The luminescence procedures employed included: multi-aliquot, polymineral fine-silt (IR-stimulation for feldspar signals), single-aliquot, multi-grain sand-size quartz (blue diode stimulation), and single-grain quartz (green laser stimulation). The data set for the Collaborative award will thus include a variety of luminescence age estimates, some compared to independent age estimates (either from C-14 on carbonacious matter or known modern settings [thus of 'zero age']).
The purpose of this data set from the Supplement award was to determine which of these procedures and which of the sediment fractions (each often representing a different depositional process, ergo a different daylight-exposure history, daylight exposure being the 'clock-zeroing' mechanism) would provide the most accurate age estimates for the burial time of the sediment.
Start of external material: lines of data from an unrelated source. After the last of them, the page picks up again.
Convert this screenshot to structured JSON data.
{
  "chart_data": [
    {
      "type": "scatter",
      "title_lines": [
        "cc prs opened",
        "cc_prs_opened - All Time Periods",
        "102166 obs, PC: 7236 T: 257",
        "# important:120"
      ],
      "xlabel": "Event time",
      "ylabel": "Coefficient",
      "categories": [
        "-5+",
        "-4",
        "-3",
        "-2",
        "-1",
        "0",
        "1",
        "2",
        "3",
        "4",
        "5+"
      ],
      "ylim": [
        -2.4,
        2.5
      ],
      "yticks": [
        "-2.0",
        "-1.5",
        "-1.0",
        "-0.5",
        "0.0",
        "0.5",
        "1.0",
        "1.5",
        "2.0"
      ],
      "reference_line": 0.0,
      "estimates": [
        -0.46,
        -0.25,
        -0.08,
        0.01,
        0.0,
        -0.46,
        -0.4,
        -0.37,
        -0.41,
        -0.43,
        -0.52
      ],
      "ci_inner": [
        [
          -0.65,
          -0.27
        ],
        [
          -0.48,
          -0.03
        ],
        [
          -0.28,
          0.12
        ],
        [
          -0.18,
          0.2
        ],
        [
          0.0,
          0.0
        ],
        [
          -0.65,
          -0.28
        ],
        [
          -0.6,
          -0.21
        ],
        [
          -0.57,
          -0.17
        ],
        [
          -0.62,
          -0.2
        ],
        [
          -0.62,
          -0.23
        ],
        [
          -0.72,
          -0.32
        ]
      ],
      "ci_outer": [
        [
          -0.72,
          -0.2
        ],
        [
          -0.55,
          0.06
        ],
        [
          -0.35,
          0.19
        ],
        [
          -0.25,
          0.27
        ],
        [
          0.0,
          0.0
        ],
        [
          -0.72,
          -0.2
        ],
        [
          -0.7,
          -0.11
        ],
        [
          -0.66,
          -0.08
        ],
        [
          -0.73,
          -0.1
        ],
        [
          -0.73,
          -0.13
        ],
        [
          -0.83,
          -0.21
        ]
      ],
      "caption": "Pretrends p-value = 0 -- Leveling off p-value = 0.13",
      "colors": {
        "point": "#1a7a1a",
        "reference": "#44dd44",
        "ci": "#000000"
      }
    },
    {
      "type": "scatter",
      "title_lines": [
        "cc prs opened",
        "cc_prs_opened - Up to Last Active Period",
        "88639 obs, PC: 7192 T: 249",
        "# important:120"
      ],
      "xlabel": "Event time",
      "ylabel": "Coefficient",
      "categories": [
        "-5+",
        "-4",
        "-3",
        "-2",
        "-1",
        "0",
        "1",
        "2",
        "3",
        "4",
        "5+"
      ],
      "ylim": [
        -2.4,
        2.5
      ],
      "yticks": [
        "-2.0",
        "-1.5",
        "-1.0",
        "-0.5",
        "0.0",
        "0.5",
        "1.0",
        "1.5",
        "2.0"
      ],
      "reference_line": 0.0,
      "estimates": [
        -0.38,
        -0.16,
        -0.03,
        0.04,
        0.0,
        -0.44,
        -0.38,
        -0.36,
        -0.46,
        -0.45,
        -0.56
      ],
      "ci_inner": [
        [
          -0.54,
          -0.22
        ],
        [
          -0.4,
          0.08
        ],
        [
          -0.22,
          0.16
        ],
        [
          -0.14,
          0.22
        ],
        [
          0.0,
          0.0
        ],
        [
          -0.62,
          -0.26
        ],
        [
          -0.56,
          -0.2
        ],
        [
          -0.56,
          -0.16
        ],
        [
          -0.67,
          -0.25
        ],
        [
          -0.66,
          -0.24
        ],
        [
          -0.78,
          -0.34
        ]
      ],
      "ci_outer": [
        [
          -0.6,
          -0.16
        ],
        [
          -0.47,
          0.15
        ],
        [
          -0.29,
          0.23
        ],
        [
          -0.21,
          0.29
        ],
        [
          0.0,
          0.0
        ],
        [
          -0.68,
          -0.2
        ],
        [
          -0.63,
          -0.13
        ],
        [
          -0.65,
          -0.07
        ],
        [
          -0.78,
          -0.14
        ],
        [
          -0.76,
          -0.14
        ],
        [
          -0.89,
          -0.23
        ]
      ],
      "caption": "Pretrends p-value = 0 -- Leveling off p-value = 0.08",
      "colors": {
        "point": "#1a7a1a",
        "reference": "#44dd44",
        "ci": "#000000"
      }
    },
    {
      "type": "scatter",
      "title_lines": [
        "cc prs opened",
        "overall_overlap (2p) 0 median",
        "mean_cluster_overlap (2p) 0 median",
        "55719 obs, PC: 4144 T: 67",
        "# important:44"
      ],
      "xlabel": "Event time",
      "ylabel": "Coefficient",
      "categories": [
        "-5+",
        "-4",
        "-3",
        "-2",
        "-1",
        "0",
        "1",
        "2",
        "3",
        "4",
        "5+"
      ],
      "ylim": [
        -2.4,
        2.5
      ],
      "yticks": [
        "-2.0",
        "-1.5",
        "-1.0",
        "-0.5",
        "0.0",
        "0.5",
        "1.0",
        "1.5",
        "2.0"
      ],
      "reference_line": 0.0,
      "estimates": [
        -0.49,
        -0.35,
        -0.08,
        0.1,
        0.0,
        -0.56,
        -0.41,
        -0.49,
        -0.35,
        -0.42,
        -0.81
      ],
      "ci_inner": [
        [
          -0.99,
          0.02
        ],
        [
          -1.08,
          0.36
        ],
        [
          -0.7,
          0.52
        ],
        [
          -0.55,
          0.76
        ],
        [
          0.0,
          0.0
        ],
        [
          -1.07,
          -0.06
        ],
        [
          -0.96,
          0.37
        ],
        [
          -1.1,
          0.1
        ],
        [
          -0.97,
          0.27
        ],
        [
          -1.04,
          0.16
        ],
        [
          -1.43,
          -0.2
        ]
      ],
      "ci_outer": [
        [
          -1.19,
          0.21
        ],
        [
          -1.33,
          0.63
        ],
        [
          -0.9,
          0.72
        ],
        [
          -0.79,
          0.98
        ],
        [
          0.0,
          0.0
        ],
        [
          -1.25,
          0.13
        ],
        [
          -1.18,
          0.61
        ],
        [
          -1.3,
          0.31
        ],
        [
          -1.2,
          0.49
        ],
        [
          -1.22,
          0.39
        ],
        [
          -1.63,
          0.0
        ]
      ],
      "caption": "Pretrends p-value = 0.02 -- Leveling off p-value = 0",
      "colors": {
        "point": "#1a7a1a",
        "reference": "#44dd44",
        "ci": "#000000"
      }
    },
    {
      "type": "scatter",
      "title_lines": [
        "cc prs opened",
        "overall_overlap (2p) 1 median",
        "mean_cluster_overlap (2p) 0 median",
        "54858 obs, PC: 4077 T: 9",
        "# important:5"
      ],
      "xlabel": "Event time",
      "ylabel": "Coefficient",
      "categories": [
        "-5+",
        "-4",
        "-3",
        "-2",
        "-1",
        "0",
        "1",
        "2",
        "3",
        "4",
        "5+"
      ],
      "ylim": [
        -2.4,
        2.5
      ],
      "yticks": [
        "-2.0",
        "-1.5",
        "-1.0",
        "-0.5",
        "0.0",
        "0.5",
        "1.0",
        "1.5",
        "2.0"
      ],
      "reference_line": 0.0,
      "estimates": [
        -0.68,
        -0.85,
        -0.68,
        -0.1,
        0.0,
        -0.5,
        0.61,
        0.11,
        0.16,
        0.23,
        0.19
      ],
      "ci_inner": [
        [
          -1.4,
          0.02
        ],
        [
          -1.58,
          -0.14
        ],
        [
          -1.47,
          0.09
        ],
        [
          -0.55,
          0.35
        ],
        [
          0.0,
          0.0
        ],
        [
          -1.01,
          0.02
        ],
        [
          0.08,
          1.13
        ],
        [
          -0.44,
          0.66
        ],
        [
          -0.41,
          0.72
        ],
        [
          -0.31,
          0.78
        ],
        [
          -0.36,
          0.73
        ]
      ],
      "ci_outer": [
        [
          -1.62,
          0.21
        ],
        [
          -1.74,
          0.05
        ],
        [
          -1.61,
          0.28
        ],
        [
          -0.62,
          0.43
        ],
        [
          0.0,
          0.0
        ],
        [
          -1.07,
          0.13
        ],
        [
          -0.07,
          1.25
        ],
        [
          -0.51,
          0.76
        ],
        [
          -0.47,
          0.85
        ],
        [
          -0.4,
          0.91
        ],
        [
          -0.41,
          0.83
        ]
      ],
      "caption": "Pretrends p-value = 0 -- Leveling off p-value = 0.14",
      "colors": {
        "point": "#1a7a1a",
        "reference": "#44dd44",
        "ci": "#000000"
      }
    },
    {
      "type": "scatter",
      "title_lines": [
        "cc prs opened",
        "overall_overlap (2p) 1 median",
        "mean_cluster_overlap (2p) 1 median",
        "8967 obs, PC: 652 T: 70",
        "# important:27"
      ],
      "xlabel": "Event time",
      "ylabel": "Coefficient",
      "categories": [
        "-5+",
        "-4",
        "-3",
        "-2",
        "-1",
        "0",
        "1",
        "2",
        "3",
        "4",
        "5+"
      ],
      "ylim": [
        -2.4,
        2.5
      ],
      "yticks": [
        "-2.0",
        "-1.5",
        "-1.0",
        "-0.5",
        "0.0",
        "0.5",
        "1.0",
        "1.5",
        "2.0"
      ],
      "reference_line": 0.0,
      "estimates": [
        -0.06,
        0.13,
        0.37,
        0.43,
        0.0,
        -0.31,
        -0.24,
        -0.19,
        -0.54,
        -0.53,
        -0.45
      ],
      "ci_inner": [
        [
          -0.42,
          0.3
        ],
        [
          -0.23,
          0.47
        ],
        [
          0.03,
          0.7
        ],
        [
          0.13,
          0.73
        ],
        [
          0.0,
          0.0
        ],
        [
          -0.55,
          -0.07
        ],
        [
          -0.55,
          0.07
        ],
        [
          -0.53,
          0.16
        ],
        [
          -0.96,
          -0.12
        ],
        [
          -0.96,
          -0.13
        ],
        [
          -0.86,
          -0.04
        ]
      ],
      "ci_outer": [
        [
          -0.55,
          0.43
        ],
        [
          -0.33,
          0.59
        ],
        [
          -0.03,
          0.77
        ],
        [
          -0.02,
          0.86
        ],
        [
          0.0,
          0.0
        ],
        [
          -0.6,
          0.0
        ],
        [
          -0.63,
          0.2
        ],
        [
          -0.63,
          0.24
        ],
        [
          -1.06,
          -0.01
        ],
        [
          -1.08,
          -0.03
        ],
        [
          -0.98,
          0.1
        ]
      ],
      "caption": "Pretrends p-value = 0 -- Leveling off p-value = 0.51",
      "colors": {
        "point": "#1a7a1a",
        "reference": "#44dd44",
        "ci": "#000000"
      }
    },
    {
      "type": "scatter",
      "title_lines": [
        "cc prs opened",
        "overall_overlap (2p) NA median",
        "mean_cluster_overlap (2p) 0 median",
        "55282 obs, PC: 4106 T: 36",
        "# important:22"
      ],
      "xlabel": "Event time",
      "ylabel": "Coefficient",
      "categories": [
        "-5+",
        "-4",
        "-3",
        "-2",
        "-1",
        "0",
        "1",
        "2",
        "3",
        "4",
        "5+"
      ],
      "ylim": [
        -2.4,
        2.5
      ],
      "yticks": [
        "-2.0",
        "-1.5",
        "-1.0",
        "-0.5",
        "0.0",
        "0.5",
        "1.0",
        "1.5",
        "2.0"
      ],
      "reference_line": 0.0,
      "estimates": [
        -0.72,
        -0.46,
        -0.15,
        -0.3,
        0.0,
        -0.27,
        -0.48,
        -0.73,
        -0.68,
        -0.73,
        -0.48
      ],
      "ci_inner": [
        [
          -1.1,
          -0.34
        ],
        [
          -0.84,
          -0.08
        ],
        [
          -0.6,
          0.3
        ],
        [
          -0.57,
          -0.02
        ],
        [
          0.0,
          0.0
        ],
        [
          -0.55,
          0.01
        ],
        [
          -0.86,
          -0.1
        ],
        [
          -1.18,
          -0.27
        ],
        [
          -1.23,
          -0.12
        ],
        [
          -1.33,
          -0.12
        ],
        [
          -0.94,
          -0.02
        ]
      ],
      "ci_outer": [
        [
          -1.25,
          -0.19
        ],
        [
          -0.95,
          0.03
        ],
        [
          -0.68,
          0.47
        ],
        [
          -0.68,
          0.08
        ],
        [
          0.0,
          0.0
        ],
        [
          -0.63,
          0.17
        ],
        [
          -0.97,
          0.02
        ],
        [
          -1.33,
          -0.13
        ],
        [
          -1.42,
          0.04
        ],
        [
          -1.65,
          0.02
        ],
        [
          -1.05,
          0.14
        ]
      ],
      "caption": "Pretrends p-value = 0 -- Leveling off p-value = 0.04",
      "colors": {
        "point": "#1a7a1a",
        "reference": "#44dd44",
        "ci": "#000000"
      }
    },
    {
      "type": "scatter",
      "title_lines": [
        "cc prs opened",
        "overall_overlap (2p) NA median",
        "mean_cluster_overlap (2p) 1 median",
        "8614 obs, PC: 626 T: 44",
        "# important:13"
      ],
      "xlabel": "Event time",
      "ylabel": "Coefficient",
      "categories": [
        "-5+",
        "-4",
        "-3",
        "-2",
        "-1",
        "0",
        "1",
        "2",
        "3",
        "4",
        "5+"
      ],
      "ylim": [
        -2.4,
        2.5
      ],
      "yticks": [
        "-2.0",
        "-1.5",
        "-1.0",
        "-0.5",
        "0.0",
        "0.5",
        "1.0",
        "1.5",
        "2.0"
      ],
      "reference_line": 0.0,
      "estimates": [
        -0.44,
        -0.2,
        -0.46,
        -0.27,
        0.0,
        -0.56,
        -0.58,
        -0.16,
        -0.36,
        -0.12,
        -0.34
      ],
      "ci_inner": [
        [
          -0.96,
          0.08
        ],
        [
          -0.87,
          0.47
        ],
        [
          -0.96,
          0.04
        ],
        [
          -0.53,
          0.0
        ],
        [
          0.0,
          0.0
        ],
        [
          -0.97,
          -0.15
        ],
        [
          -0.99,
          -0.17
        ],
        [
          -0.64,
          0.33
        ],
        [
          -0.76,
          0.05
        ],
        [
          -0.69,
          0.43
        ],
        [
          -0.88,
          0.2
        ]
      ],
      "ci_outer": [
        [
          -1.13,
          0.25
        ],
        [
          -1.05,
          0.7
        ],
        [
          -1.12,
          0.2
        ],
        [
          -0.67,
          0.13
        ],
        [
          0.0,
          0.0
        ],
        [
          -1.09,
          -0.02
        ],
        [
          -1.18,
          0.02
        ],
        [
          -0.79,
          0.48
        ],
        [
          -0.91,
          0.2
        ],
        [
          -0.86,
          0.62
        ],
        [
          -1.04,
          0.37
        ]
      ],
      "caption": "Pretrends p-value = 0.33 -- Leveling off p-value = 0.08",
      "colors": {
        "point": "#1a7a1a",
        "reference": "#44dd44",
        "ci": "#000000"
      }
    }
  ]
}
The purpose of the main Collaborative award data set was to exploit the results from the Supplement experiments to obtain accurate ages of sediment burial for selected horizons within the cores. Unfortunately, several of the cores (e.g., those from Lake Vanda, most from Lake Fryxell) were disturbed during shipment from Antarctic to Reno, thus limiting the number of core samples available for dating analyses.